Under the Defense Production Act, this General Dynamics facility will provide 30 specialized machines that will allow Puritan to quickly and efficiently manufacture and package its swabs. General Dynamics will manufacture these machines by mobilizing its machine shops, outfit fabrication facilities, supply chains and experienced workforce.

 

Writ large for the United States, this cooperative effort between Puritan and Bath Iron Works will help contribute to the greatest industrial mobilization of the American economy since the Korean War. For Maine, this effort means more jobs in both Bath and Brunswick, as well as an important opportunity for Mainers to contribute to the war against an enemy virus that began in China, one of the deadliest enemies this country has ever faced.

 

It’s not just more factory jobs that New England can look forward to.

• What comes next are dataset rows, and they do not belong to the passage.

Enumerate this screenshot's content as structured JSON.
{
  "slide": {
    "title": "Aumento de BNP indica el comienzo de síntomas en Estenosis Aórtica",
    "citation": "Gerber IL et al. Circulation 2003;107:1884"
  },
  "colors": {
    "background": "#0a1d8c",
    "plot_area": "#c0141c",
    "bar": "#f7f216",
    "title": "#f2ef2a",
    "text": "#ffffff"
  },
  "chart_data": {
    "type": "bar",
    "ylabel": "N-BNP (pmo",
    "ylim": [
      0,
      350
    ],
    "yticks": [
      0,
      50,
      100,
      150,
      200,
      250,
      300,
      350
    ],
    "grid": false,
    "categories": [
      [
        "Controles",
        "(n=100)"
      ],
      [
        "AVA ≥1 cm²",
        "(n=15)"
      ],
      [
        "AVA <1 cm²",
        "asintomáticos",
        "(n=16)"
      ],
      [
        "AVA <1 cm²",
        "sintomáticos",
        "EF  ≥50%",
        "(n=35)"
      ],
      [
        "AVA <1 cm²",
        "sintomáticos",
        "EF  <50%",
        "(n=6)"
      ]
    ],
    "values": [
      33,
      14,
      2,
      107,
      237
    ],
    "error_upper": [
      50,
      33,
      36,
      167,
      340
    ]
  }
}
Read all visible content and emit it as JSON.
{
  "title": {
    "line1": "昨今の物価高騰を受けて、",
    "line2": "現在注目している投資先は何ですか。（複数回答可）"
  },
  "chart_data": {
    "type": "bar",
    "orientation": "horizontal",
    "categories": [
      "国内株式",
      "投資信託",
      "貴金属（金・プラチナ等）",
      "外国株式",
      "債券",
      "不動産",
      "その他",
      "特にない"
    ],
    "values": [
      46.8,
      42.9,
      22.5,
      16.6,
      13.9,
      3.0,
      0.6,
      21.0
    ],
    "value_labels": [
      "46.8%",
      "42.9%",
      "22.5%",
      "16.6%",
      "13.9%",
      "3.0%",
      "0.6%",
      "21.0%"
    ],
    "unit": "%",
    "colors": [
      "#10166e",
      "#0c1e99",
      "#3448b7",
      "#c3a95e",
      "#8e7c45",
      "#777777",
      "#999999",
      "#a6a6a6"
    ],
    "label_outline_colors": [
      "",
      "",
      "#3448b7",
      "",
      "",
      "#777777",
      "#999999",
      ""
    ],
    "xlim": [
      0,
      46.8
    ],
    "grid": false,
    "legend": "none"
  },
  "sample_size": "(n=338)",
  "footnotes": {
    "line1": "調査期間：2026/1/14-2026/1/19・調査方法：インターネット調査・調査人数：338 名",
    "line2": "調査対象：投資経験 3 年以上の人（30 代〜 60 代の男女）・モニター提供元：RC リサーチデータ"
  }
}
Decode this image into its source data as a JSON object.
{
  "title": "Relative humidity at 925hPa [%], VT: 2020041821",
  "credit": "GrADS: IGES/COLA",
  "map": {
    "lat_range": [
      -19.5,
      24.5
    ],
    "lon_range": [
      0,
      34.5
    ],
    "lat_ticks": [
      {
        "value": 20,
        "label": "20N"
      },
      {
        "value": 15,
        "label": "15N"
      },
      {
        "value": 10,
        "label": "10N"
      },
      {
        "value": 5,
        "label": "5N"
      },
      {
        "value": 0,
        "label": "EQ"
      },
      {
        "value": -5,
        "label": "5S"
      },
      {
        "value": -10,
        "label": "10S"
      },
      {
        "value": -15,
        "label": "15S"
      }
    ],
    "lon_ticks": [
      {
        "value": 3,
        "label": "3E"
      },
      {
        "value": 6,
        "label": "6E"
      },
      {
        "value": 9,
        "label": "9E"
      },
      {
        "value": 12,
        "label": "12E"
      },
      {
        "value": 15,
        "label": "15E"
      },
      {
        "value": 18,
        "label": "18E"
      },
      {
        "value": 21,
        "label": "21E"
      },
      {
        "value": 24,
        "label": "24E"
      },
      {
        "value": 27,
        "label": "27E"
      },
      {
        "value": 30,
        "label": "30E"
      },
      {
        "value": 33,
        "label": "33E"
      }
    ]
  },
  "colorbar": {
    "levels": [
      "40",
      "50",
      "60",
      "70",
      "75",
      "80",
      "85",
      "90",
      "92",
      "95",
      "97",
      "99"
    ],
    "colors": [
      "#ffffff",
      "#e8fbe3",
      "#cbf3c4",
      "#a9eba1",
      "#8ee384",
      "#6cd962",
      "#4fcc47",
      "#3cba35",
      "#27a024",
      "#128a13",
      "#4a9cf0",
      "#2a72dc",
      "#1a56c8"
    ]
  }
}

On Friday, Trump also signed a proclamation that will reopen a one part of one of the most fertile fishing grounds in the world — the fecund waters that stretch to and through Georges Bank out to the limits of America’s 200-mile offshore exclusive economic zone.

 

In 2016, under the previous administration, fishermen and lobstermen were informed that the nearly 5,000 square miles of the Northeast Canyons and Seamounts area would be closed by presidential proclamation to commercial fishing. This was done without adequate justification, and it was an action taken by Washington elites that struck right at the heart of New England’s hard-scrabble commercial fishing and lobster industries.

 

With the stroke of a pen, Trump is righting this wrong. With a similar stroke of the pen, Trump recently signed an executive order on Promoting American Seafood Competitiveness and Economic Growth that will also benefit New England’s commercial fishing industry. This order will remove unnecessary restrictions on the American fishing industry even as it will combat illegal, unreported and unregulated fishing. Foreign vessels from China and elsewhere should not be allowed to take away the livelihoods of American commercial fishermen.

 

Peter Navarro is the White House Director of Trade and Manufacturing Policy.